Ligand binding to heme proteins: the effect of light on ligand binding in myoglobin.

Extended illumination slows the rebinding of CO to myoglobin after photodissociation at cryogenic temperatures. Two types of models have been put forward to explain the effect: motions of the CO within the heme pocket or conformational transitions of the protein. To resolve this ambiguity, we have studied the effect of extended illumination on ligand binding to horse and sperm whale myoglobin (hMb and swMb) with temperature-derivative spectroscopy, monitoring the reaction in the CO stretch bands in the infrared and the conformation-sensitive band III near 760 nm. The experiments show that the stretch frequency of the photodissociated CO does not change upon illumination, implying that the slowing of the CO rebinding is caused by conformational relaxation of Mb from the bound state toward the deoxy structure. The light-induced relaxation (LIR) depends on the number of photons absorbed but not on the light intensity or duration separately. LIR occurs on photon absorption in either the bound or photodissociated state and depends on the temperature at which the MbCO is illuminated.
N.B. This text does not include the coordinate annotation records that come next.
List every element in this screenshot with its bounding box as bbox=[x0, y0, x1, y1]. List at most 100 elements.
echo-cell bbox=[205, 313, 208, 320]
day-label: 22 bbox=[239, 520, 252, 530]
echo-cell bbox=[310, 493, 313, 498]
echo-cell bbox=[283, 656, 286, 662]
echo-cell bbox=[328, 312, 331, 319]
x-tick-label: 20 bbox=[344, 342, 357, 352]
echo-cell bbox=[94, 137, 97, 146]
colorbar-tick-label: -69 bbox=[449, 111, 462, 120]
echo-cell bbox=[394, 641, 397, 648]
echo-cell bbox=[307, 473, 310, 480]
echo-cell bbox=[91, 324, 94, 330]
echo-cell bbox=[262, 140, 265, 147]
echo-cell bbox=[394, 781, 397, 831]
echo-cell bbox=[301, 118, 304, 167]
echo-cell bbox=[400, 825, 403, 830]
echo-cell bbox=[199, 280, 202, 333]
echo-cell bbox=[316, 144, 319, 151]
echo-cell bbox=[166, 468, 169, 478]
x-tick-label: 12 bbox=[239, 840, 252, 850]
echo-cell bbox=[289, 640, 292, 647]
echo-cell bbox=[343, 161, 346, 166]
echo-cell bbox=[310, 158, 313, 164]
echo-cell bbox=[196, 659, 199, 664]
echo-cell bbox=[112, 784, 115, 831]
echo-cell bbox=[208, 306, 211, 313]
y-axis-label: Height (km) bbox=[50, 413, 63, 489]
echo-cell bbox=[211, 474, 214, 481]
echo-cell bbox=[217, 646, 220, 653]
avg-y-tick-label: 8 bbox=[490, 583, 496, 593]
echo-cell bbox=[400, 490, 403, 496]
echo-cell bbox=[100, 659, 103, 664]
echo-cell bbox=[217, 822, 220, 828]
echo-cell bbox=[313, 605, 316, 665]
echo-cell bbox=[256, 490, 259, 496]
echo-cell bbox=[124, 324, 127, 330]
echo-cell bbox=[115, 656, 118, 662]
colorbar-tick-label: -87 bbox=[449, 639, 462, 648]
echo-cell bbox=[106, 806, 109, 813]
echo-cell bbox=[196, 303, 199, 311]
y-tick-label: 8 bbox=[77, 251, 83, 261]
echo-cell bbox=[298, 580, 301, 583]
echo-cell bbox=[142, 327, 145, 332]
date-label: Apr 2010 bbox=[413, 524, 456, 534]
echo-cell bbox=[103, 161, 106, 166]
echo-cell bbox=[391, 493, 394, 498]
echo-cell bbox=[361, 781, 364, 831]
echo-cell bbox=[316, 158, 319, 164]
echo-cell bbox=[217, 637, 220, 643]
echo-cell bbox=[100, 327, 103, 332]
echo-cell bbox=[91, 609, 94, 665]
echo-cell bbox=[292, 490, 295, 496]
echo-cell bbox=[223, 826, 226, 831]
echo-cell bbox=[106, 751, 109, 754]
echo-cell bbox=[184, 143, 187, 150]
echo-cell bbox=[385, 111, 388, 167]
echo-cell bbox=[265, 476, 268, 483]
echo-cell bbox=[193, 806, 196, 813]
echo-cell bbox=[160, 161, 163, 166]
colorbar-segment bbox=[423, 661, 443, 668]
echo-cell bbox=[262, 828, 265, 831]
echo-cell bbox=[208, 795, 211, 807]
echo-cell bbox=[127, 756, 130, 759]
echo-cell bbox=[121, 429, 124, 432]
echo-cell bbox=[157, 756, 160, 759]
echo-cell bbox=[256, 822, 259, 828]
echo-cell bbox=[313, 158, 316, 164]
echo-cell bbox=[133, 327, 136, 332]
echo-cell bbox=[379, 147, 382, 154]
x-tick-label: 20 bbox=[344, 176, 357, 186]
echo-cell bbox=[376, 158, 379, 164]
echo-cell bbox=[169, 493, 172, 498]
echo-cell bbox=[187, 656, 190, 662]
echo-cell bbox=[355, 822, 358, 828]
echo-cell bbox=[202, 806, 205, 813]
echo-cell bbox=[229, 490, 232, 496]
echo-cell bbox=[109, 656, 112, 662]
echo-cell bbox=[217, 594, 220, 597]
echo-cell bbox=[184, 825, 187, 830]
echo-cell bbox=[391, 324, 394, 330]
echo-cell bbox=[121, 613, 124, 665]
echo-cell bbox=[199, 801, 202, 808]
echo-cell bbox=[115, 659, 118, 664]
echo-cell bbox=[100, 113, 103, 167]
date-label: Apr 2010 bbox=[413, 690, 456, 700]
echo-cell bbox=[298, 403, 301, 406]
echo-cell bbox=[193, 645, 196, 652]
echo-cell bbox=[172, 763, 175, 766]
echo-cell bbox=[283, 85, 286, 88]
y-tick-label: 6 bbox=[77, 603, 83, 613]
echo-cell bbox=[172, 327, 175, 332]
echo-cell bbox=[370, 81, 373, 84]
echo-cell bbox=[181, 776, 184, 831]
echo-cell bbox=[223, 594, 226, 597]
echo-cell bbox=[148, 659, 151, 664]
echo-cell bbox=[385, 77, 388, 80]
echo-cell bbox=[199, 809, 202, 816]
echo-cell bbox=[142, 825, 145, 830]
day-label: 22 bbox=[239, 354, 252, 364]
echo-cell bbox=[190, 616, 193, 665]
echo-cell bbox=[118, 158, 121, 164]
The LIR proceeds in jumps through a small number of conformational substates. The effective barrier for rebinding increases with each step. The substates populated are similar to those found in the thermally-induced relaxation (TIR) that is observed above 160 K. LIR depends markedly on the structural details; it differs for swMbCO and hMbCO and even for the three A substates of swMbCO. Pronounced differences exist between the effects in MbCO and MbO2. The similarity of LIR and TIR leads to a revised model for ligand binding to swMbCO and hMbCO, in which the relaxation is crucial for the escape of the ligand from the pocket, as was first suggested by Friedman [Friedman, J. M. (1985) Science 228, 1273-1280].